In [1]:
# import spaCy
import spacy

### Introduction & Tutorial of spaCy

#### Documents, Spans & Tokens

In [2]:
# create a blank nlp object
nlp = spacy.blank("en")

In [10]:
# create document
doc = nlp("Hello World!")

for token in doc:
    print(token.text)

Hello
World
!


In [19]:
# each token can be accessed by using the index
token1 = doc[0]
token2 = doc[1]
token3 = doc[2]

print(f'Token 1: {token1}')
print(f'Token 2: {token2}')
print(f'Token 3: {token3}')

Token 1: Hello
Token 2: World
Token 3: !


In [22]:
# a span is a slice from the object
span = doc[1:3]
print(span.text)

World!


#### Lexical Attributes

With *is_alpha*, *is_punct* and *like_num*, it is possible to indicate whether the token consists of *alphabetic characters*, *number* or *punctuations*. These attributes are also called *lexical attributes* and refer to the entry in the vocabulary and don't depend on the context of the token itself. Therefore, it's easy to distinguish between alphabetic characters, numbers and punctuations. 
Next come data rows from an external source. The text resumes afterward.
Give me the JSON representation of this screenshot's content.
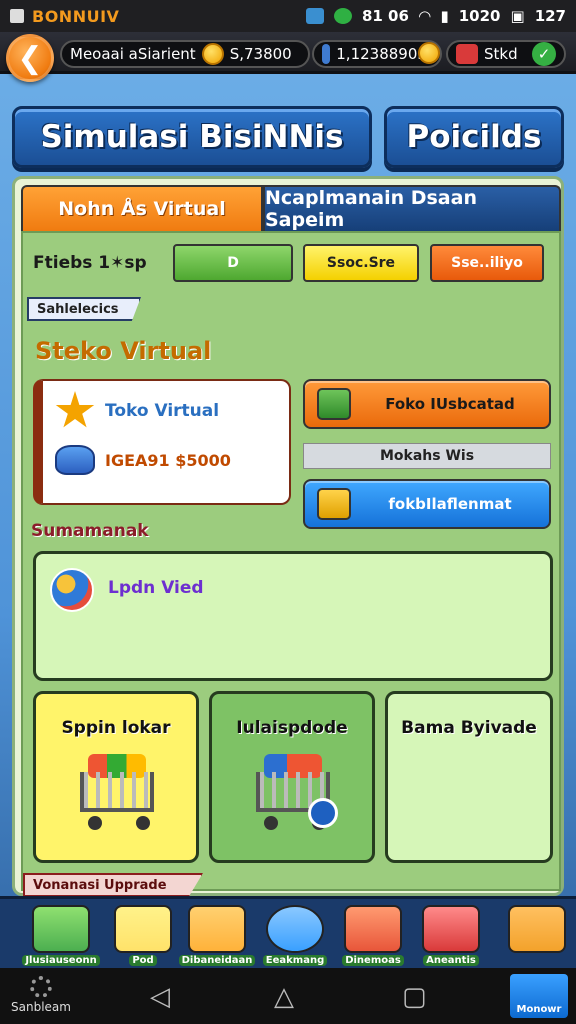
{
  "status_bar": {
    "brand": "BONNUIV",
    "network_text": "81 06",
    "clock": "1020",
    "battery": "127"
  },
  "header": {
    "back_label": "❮",
    "merchant_label": "Meoaai aSiarient",
    "balance": "S,73800",
    "secondary_balance": "1,1238890m",
    "extra_label": "Stkd",
    "check_mark": "✓"
  },
  "titles": {
    "main": "Simulasi BisiNNis",
    "side": "Poicilds"
  },
  "tabs": [
    {
      "label": "Nohn Ås Virtual",
      "active": true
    },
    {
      "label": "Ncaplmanain Dsaan Sapeim",
      "active": false
    }
  ],
  "filter": {
    "label": "Ftiebs 1✶sp",
    "green_label": "D",
    "yellow_label": "Ssoc.Sre",
    "orange_label": "Sse..iliyo"
  },
  "sections": {
    "ribbon_top": "Sahlelecics",
    "store_title": "Steko Virtual",
    "summary_title": "Sumamanak",
    "ribbon_bottom": "Vonanasi Upprade"
  },
  "store_card": {
    "name": "Toko Virtual",
    "value": "IGEA91 $5000"
  },
  "actions": {
    "orange_label": "Foko IUsbcatad",
    "info_label": "Mokahs Wis",
    "blue_label": "fokbIlaflenmat"
  },
  "summary": {
    "text": "Lpdn Vied"
  },
  "tiles": [
    {
      "label": "Sppin lokar"
    },
    {
      "label": "Iulaispdode"
    },
    {
      "label": "Bama Byivade"
    }
  ],
  "bottom_nav": [
    {
      "label": "Jlusiauseonn",
      "color": "#4caf50"
    },
    {
      "label": "Pod",
      "color": "#ffe26a"
    },
    {
      "label": "Dibaneidaan",
      "color": "#ffb23a"
    },
    {
      "label": "Eeakmang",
      "color": "#3aa0ff"
    },
    {
      "label": "Dinemoas",
      "color": "#e8563a"
    },
    {
      "label": "Aneantis",
      "color": "#d93a3a"
    },
    {
      "label": "",
      "color": "#f3a22b"
    }
  ],
  "system_bar": {
    "left_label": "Sanbleam",
    "right_label": "Monowr"
  },
  "colors": {
    "accent_orange": "#f07b10",
    "accent_blue": "#1b4f95",
    "panel_green": "#9ccc7e"
  }
}
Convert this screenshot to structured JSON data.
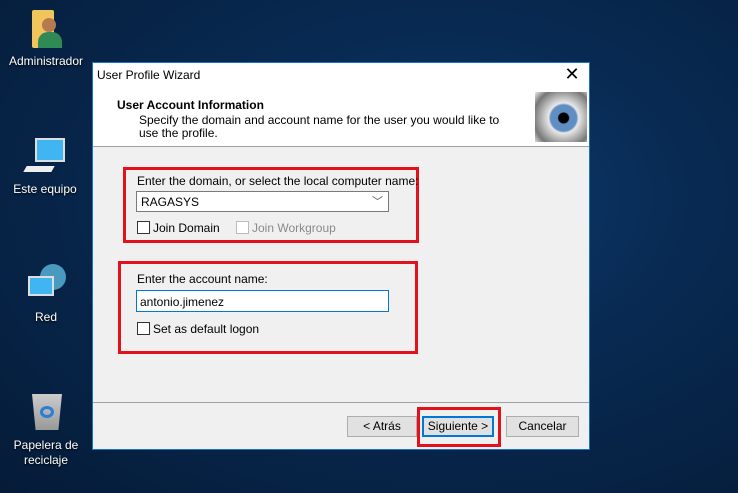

These flags simply return a boolean value and are stored in an array, like the following examples demonstrate:

In [23]:
# create document
doc = nlp("It costs $5.")

In [30]:
# get each index of document
index = []

for token in doc:
    index.append(token.i)

print(f'Index: {index}')

Index: [0, 1, 2, 3, 4]


In [31]:
# get each character of document
text = []

for token in doc:
    text.append(token.text)

print(f'Text: {text}')

Text: ['It', 'costs', '$', '5', '.']


In [39]:
# check which character in the document is alphabetic
is_alpha = []

for token in doc:
    is_alpha.append(token.is_alpha)

print(f'Text: {text}')
print(f'is_alpha: {is_alpha}')

Text: ['It', 'costs', '$', '5', '.']
is_alpha: [True, True, False, False, False]


In [40]:
# check which character in the document is numeric
like_num = []

for token in doc:
    like_num.append(token.like_num)

print(f'Text: {text}')
print(f'like_num: {like_num}')

Text: ['It', 'costs', '$', '5', '.']
like_num: [False, False, False, True, False]


In [41]:
# check which character in the document is a punctuation
is_punct = []

for token in doc:
    is_punct.append(token.is_punct)

print(f'Text: {text}')
print(f'is_punct: {is_punct}')

Text: ['It', 'costs', '$', '5', '.']
is_punct: [False, False, False, False, True]


#### Trained Pipeline

spaCy provides a number of trained pipeline packages. For example, the *en_core_web_sm* is a small English pipeline that supports all core cababilities and is trained especially on web-based text. The package provides the *binary weights* that enables spaCy to make predictions. It also includes the *vocabulary*, *meta information* and the *configuration file* used to train it. It tells spaCy which language class to use and how to configure the processing pipeline.

In [42]:
# load pipeline en_core_web_sm
nlp = spacy.load("en_core_web_sm")

In [45]:
"""
For each token in the document, it is possible to print out the text and the .pos_ attribute, 
the predicted part-of-speech tag. In spaCy, attributes that return strings usually end with an underscore - attributes without the underscore
return an integer ID value.
"""

doc = nlp("She ate the pizza")

for token in doc:
    print(token.text, token.pos_)

She PRON
ate VERB
the DET
pizza NOUN